Friday, November 11, 2011

Belle battles complementarianism: Reason the First

from here
I recently came across an old post on The Sola Panel in which Mark Baddeley states that the complementarian versus egalitarian “debate is, by and large, over”. These words disappointed me coming from him. I hope he’s not right, mostly because if this issue is seen as settled in Sydney, I sincerely believe it’s settled on the wrong side. I have it on good authority that at Synod a few years ago, the minister who wanted to talk about women in leadership was dismissed with something along the lines of: “We looked at this five years ago, and the Bible hasn’t changed since then.” I won’t go into how ridiculous this argument is (but seriously, if I employed the same logic to my personal study of the Bible, to name just one example, I would never have to reread any of it after having soaked it up from Genesis to Revelation in 2005), but I mention it here to suggest that perhaps there hasn’t been much fresh thinking on this topic by those held in high esteem in the Anglican church (at least) in this city.

Plus, I found out just last night that the female residential students (I’m not sure about the guys) at one particular Sydney Bible college regularly receive copies of the complementarian magazine Equal but Different in their pigeon holes! It worries me that the next generation of leaders are being brainwashed don’t seem to be given much space to come to their own conclusions on this issue. (Okay, the brainwashing thing was harsh but surely Bible colleges should be places where students are taught to love the Bible and to know how to study it for themselves and to be free – no, encouraged - to explore issues and controversies and difficult passages as bias-free as possible, right? Also I recently read Men and Women in the Church by Sarah Sumner, after which I had a clear and disturbing picture come to my mind of thousands of women, gagged and bound, in churches in this city, this country, the world, and since then it’s been much harder to stay emotionally distant when this topic comes up.)

So the next few posts will give just three reasons that I don’t think this debate should be declared over yet, at least not in this city.

Reason the first:
I was surprised by this quote from John Stott in Issues Facing Christians Today (from page 254):
If God endows women with spiritual gifts (which he does), and thereby calls them to exercise their gifts for the common good (which he does), then the Church must recognize God’s gifts and calling, must make appropriate spheres of service available to women, and should ‘ordain’ (that is, commission and authorize) them to exercise their God-given ministry, at least in team situations.
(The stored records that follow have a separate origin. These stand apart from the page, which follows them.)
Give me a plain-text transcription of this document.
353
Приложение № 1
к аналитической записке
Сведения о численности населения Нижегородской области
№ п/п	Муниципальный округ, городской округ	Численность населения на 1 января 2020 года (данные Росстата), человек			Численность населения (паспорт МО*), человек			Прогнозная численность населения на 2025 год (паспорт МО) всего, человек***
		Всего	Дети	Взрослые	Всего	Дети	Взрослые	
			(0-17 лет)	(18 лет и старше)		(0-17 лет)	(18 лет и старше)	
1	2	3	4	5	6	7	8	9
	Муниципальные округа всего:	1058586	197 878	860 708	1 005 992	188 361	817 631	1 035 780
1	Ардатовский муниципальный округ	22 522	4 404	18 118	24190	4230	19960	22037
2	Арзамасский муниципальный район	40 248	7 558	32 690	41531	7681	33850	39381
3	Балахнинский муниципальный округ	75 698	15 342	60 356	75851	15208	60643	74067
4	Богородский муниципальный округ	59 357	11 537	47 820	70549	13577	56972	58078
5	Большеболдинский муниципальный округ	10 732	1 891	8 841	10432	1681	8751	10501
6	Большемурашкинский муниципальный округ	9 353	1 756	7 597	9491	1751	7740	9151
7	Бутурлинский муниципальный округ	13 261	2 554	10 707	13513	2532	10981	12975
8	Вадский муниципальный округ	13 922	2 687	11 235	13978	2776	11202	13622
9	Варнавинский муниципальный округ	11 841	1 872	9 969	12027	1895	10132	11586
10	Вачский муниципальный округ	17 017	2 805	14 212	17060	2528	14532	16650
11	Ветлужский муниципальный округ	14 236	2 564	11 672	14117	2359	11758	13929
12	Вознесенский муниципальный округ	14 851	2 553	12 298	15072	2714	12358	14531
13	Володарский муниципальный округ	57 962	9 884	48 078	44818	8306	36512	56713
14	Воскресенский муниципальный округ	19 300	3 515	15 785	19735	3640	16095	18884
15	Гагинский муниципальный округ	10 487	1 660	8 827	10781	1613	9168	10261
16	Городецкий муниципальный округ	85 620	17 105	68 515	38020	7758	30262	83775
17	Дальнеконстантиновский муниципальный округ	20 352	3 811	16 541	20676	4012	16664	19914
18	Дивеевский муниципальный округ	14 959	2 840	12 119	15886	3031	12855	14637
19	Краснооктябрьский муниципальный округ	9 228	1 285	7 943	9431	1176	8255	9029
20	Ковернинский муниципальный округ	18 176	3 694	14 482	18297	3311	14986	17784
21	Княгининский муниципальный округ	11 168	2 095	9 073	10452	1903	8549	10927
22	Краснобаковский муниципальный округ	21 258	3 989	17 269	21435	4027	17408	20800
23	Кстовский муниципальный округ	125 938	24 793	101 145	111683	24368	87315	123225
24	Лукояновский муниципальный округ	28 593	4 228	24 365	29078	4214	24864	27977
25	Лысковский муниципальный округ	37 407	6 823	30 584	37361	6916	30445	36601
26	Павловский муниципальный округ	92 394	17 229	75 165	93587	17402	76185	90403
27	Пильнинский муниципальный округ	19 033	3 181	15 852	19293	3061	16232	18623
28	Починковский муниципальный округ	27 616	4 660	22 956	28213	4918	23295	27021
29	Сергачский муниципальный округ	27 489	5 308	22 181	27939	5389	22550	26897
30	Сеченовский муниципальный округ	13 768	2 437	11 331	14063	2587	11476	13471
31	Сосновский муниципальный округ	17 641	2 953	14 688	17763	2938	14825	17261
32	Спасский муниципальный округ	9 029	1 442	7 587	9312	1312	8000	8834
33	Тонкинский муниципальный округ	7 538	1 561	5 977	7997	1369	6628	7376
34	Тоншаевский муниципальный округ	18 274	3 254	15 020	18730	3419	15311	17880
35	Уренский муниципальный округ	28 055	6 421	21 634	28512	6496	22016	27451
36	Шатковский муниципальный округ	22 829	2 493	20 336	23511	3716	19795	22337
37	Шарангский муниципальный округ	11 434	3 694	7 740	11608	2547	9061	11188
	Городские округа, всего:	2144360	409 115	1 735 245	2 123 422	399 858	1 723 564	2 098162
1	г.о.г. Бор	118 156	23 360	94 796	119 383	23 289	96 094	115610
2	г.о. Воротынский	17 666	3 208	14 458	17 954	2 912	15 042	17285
Our Christian doctrines of Creation and Redemption tell us that God wants his gifted people to be fulfilled not frustrated, and his church to be enriched by their service.
I was also surprised by The Conversation Stopper, an article written by Claire Smith in The Briefing from May 2006 (I discovered it at a holiday house!), in which she wonders (on page 10)
...if we ought to reinstate ‘prophecy’ as a means for women and men who are not overseers to contribute verbally to the up-building, rebuking, strengthening and comforting of all of the congregation, so that we might all learn and be encouraged and so that the secrets of unbelievers’ hearts may be laid bare.
I can’t help but think that if even the complementarians are questioning whether maybe women should be allowed to do more in our churches, something must be really wrong.